Hi Jeff
I know that not all FP's are reported and there are probably no exact numbers, but it should give a good idea. Or am I wrong?
The FP reports are probably too few overall to be meaningful in terms of differentiating performance between lists. There just aren't that many, maybe a few a day on average.
Yes, but I wasn't thinking on differentiating between the lists, there are other results for. What I was thinking on was the number of FP's that exists on more than one list. This is very usefull information when combining lists. If almost no FP's do occur on more than one list (at the same time) requiring appearance on at least 2 lists would be a very safe one.
Good point. Anecdotally, FPs don't tend to appear on multiple lists very often, at least the FPs we've seen reported. This is unmeasured, just a subjective opinion. If we had some of the list data in combined form as I had proposed then we could test it better. I suppose I could just do it. ;-)

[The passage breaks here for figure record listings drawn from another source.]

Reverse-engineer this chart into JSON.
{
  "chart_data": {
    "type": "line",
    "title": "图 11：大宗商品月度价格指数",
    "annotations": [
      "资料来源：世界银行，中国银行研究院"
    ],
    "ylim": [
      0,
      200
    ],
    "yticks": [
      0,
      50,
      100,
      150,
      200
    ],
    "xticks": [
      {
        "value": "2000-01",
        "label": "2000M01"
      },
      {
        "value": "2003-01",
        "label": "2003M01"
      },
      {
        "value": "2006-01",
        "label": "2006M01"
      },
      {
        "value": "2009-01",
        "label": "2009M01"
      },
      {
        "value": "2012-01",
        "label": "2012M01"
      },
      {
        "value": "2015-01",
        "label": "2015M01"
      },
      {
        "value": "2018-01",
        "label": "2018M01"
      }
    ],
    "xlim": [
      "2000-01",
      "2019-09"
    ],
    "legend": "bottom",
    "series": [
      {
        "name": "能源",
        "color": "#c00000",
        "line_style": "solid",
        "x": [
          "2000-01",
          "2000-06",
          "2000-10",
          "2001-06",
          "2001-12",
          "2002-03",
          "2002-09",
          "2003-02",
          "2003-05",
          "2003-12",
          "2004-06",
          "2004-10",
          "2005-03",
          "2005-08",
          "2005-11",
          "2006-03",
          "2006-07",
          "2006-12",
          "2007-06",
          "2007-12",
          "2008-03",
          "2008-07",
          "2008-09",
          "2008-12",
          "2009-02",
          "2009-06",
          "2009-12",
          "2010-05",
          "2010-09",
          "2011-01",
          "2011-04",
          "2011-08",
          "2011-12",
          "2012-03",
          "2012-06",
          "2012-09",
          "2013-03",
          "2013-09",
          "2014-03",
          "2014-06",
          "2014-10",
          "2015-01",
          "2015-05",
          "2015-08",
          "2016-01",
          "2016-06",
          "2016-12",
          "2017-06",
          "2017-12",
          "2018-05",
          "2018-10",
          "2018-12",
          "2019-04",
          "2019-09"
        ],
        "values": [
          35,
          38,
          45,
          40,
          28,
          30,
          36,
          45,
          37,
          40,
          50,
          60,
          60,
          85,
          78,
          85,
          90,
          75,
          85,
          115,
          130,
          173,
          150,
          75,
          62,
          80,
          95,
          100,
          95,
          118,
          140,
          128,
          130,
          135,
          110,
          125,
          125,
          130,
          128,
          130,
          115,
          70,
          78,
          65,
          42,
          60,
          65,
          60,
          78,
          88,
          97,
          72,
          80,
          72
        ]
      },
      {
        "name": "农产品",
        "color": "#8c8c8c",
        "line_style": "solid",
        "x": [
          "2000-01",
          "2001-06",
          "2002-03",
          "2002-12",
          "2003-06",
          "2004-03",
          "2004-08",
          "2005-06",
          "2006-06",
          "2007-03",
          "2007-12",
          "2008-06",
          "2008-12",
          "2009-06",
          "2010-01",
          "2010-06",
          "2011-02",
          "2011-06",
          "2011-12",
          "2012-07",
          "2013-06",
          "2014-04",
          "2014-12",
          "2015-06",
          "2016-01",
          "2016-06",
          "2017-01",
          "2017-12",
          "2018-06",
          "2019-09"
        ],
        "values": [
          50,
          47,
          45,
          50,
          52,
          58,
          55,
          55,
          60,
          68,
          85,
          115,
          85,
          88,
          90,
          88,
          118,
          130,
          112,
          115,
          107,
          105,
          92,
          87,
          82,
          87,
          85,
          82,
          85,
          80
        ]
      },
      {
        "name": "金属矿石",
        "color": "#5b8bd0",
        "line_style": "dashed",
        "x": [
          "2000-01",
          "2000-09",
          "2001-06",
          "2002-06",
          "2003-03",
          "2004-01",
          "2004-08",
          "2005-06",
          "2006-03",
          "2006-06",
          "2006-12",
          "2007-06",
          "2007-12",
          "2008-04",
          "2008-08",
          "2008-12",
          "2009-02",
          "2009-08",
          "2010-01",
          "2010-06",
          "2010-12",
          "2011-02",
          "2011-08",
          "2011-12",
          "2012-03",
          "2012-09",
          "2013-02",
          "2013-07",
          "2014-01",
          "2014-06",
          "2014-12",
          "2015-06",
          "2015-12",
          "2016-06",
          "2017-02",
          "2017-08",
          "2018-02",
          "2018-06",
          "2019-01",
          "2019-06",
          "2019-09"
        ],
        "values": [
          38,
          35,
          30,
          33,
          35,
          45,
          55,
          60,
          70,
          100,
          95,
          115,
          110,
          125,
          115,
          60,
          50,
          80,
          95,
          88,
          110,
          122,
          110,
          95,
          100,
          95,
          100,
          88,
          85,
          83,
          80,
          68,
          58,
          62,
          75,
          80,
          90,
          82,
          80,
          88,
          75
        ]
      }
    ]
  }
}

I f the reported one's are very rare, this would probably even more the case for the not reported one's. If there's a FP the chance for being reported will grow if on more than one list.
Mmm the combined lists just have to be available to someone with a big ham corpus, to test it.
Personaly knowing the results for "at least 2" or "at least 3" , would be nice. It also would be nice to know how those combination would result inside : http://www.surbl.org/permuted-hits.out.txt
Alain